What lessons might Egypt draw from the Indonesian revolution?

Ahmad Mahmoud, Saturday 25 Jun 2011

The Jakarta-based Institute for Peace and Democracy (IPD) organised a two-day workshop recently under the title "Egypt-Indonesia Dialogue on Democratic Transition"

Egyptian political activist Gamila Ismail among other participants during the workshop.
Egyptian political activist Gamila Ismail among other participants during the workshop.

Many observers have claimed that Indonesia's 1998 Revolution and Egypt's 2011 Revolution have a lot in common. Both were unexpected explosions of urban outrage against entrenched dictators whose rule was marked by generalised corruption. And both embarked on a quest for a much-needed transition to democracy, which, in Indonesia's case, has proved to be long and painful.

In order to discuss the similarities between the two situations and shed light on what Egypt may have to address over the next few months, the Jakarta-based Institute for Peace and Democracy (IPD) organised a two-day workshop recently under the title "Egypt-Indonesia Dialogue on Democratic Transition".

The event was attended by Indonesian analysts and politicians, as well as by a group of Egyptian political activists including Gamila Ismail, lawyer Amir Salem, and former parliamentarian Mohamed Anwar El-Sadat. Several youth figures from the 25 January Revolution were also present.

During the workshop, the Indonesian organisers reviewed the history of the Indonesian Revolution, comparing it with the Egyptian one and drawing parallels that may shed light on the possible course of future democratic, economic and political transition in Egypt.

At the opening session, Indonesia's former foreign minister Nour Hassan Wirajuda recalled the early days of the Indonesian Revolution. Wirajuda was ambassador to Egypt when the revolution broke out on 13 May 1998. It was a sudden protest, much like that on 25 January in Cairo, in which students surrounded the parliament building to demand an end to the 32-year rule of president Suharto, who had been elected to office six consecutive times.

The revolution succeeded in reaching its objective, ousting the president and giving the country free elections by June 1999. However, the path to these elections was a turbulent one, and nearly 16,000 people were killed in acts of violence following the president's downfall.

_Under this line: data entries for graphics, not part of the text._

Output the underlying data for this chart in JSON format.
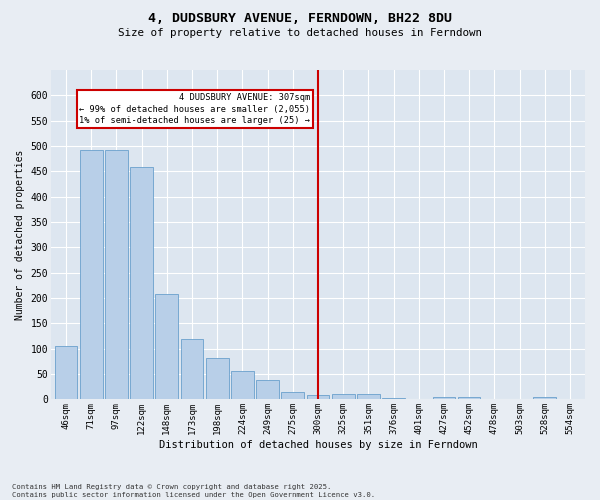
{
  "title": "4, DUDSBURY AVENUE, FERNDOWN, BH22 8DU",
  "subtitle": "Size of property relative to detached houses in Ferndown",
  "xlabel": "Distribution of detached houses by size in Ferndown",
  "ylabel": "Number of detached properties",
  "categories": [
    "46sqm",
    "71sqm",
    "97sqm",
    "122sqm",
    "148sqm",
    "173sqm",
    "198sqm",
    "224sqm",
    "249sqm",
    "275sqm",
    "300sqm",
    "325sqm",
    "351sqm",
    "376sqm",
    "401sqm",
    "427sqm",
    "452sqm",
    "478sqm",
    "503sqm",
    "528sqm",
    "554sqm"
  ],
  "values": [
    105,
    492,
    492,
    458,
    208,
    120,
    82,
    57,
    38,
    14,
    8,
    10,
    11,
    2,
    0,
    5,
    5,
    0,
    0,
    4,
    0
  ],
  "bar_color": "#b8cfe8",
  "bar_edge_color": "#6aa0cc",
  "marker_index": 10,
  "marker_color": "#cc0000",
  "annotation_line1": "4 DUDSBURY AVENUE: 307sqm",
  "annotation_line2": "← 99% of detached houses are smaller (2,055)",
  "annotation_line3": "1% of semi-detached houses are larger (25) →",
  "annotation_box_color": "#cc0000",
  "annotation_bg": "#ffffff",
  "bg_color": "#dde6f0",
  "grid_color": "#ffffff",
  "footer": "Contains HM Land Registry data © Crown copyright and database right 2025.\nContains public sector information licensed under the Open Government Licence v3.0.",
  "ylim": [
    0,
    650
  ],
  "yticks": [
    0,
    50,
    100,
    150,
    200,
    250,
    300,
    350,
    400,
    450,
    500,
    550,
    600
  ],
  "fig_bg": "#e8edf3"
}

Since the revolution, Indonesia has introduced sweeping changes, establishing watchdog agencies to end corruption, ensuring freedom of the press, making sure that the judiciary is fully independent, and guaranteeing human rights. Wirajuda advised his Egyptian interlocutors to seek reconciliation with the remnants of the old regime and to avoid prolonged -- and potentially bloody -- political strife.

Several of the Egyptian participants present said that corruption could not be condoned if real change was to start. Commenting on the protests that had led up to the revolution in Indonesia, major-general Sudrajat said that the protests had been the outcome of the corruption that had taken hold of Indonesia under Suharto. He spoke of the widespread violence that followed the dismantling of the old regime, attributing it to the determination of entrenched interests to defend the status quo.

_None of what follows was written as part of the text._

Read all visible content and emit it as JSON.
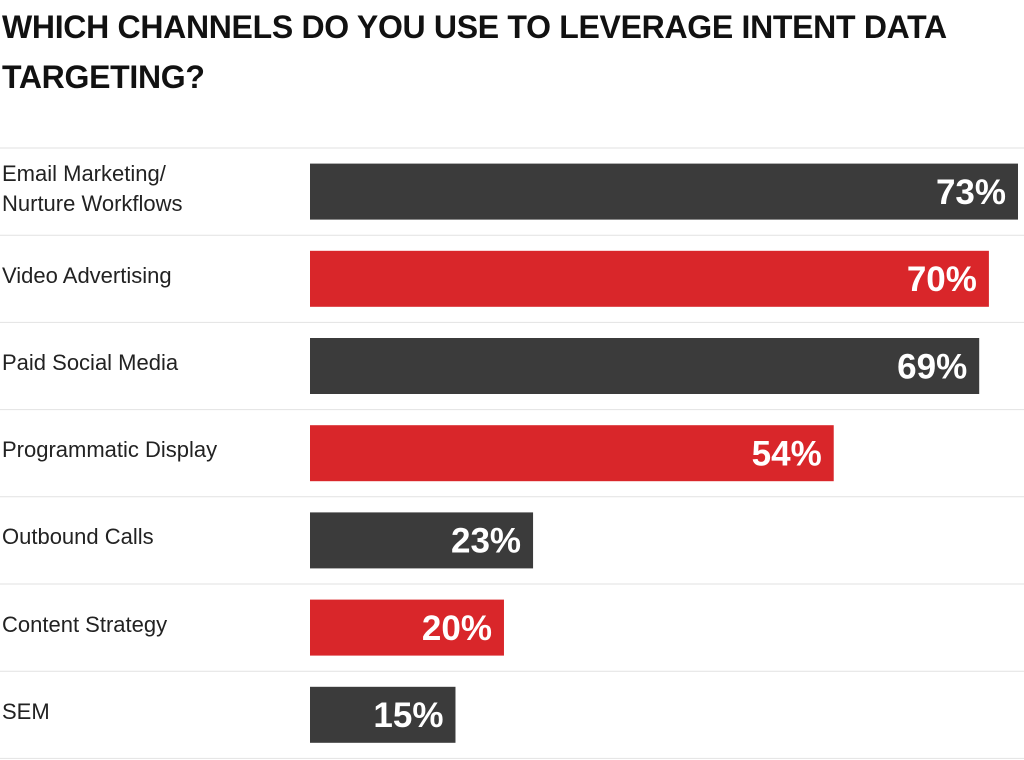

The post-revolutionary turmoil in Indonesia had lasted for nearly four years, he said, during which the country had suffered massive economic losses. But in the end democracy had prevailed, and Suharto, his family, and many of his associates were banned from political life.

The custom of appointing retired army officers to civilian posts was discontinued. One of Suharto's sons was tried for alleged involvement in the murder of a judge investigating a case of corruption, but the president himself was spared trial, Sudrajat said.

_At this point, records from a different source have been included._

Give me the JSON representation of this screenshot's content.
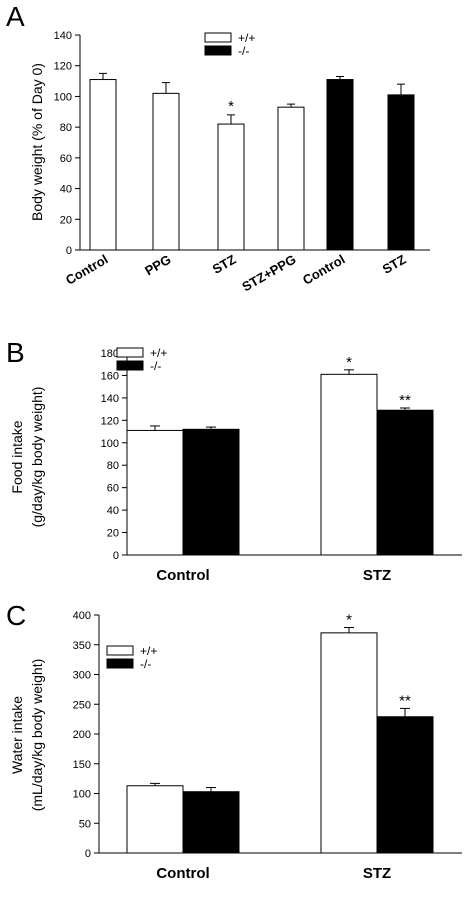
{
  "chart_data": [
    {
      "panel": "A",
      "type": "bar",
      "ylabel": "Body weight (% of Day 0)",
      "xlabel": "",
      "ylim": [
        0,
        140
      ],
      "yticks": [
        0,
        20,
        40,
        60,
        80,
        100,
        120,
        140
      ],
      "categories": [
        "Control",
        "PPG",
        "STZ",
        "STZ+PPG",
        "Control",
        "STZ"
      ],
      "values": [
        111,
        102,
        82,
        93,
        111,
        101
      ],
      "errors": [
        4,
        7,
        6,
        2,
        2,
        7
      ],
      "groups": [
        "+/+",
        "+/+",
        "+/+",
        "+/+",
        "-/-",
        "-/-"
      ],
      "annotations": [
        "",
        "",
        "*",
        "",
        "",
        ""
      ],
      "legend": {
        "position": "top-center",
        "entries": [
          {
            "label": "+/+",
            "color": "#ffffff"
          },
          {
            "label": "-/-",
            "color": "#000000"
          }
        ]
      },
      "grid": false
    },
    {
      "panel": "B",
      "type": "bar",
      "ylabel_line1": "Food intake",
      "ylabel_line2": "(g/day/kg body weight)",
      "xlabel": "",
      "ylim": [
        0,
        180
      ],
      "yticks": [
        0,
        20,
        40,
        60,
        80,
        100,
        120,
        140,
        160,
        180
      ],
      "categories": [
        "Control",
        "STZ"
      ],
      "series": [
        {
          "name": "+/+",
          "color": "#ffffff",
          "values": [
            111,
            161
          ],
          "errors": [
            4,
            4
          ],
          "annotations": [
            "",
            "*"
          ]
        },
        {
          "name": "-/-",
          "color": "#000000",
          "values": [
            112,
            129
          ],
          "errors": [
            2,
            2
          ],
          "annotations": [
            "",
            "**"
          ]
        }
      ],
      "legend": {
        "position": "top-left"
      },
      "grid": false
    },
    {
      "panel": "C",
      "type": "bar",
      "ylabel_line1": "Water intake",
      "ylabel_line2": "(mL/day/kg body weight)",
      "xlabel": "",
      "ylim": [
        0,
        400
      ],
      "yticks": [
        0,
        50,
        100,
        150,
        200,
        250,
        300,
        350,
        400
      ],
      "categories": [
        "Control",
        "STZ"
      ],
      "series": [
        {
          "name": "+/+",
          "color": "#ffffff",
          "values": [
            113,
            370
          ],
          "errors": [
            4,
            9
          ],
          "annotations": [
            "",
            "*"
          ]
        },
        {
          "name": "-/-",
          "color": "#000000",
          "values": [
            103,
            229
          ],
          "errors": [
            7,
            14
          ],
          "annotations": [
            "",
            "**"
          ]
        }
      ],
      "legend": {
        "position": "top-left"
      },
      "grid": false
    }
  ]
}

The Indonesia Revolution had been triggered by a painful financial crisis that had wrecked the economy and destroyed jobs. The country had also been torn apart by the long-running rebellions in East Timor and Aceh, as well as in various other parts of the 17,000-island archipelago.

One of the things that had helped Indonesia to emerge from political crisis had been the country's 1945 constitution, said IPD director Ketut Putra. It was true that Suharto had often ignored the constitution, but once vice president Habibie took over, real reforms were introduced, giving voice to the country's major political and religious groups.

Another thing that had helped was the election of president Abdurrahman Wahid in 1999, as a result of an alliance of political parties opposed to the election of Megawati Sukarnoputri, whose Democratic Party was in control of the parliament. Two years later, criticism of Wahid triggered a political crisis that brought Megawati into office.

As part of the democratisation process, Indonesia passed laws guaranteeing freedom of information and of the press, and the latter, participants said, had played a key role in staving off corruption in the country. The media had become crucial to political reform in Indonesia, said Bambang Harymurti, editor of the publication Tempo.

Harymurti added that the cancellation of the penalty of imprisonment for publishing offenses had been necessary, since this had previously been used to discourage journalists from exposing corruption.

According to Jimly Asshiddiqie, a professor at the University of Indonesia, the period between 1998 and 2004 had seen the beginnings of reform in the country, but Indonesia had needed 10 years or so to reinforce its political and economic stability.

Egypt, however, may need less time, Asshiddiqie assured his Egyptian interlocutors, because of its relative institutional stability when compared to Indonesia.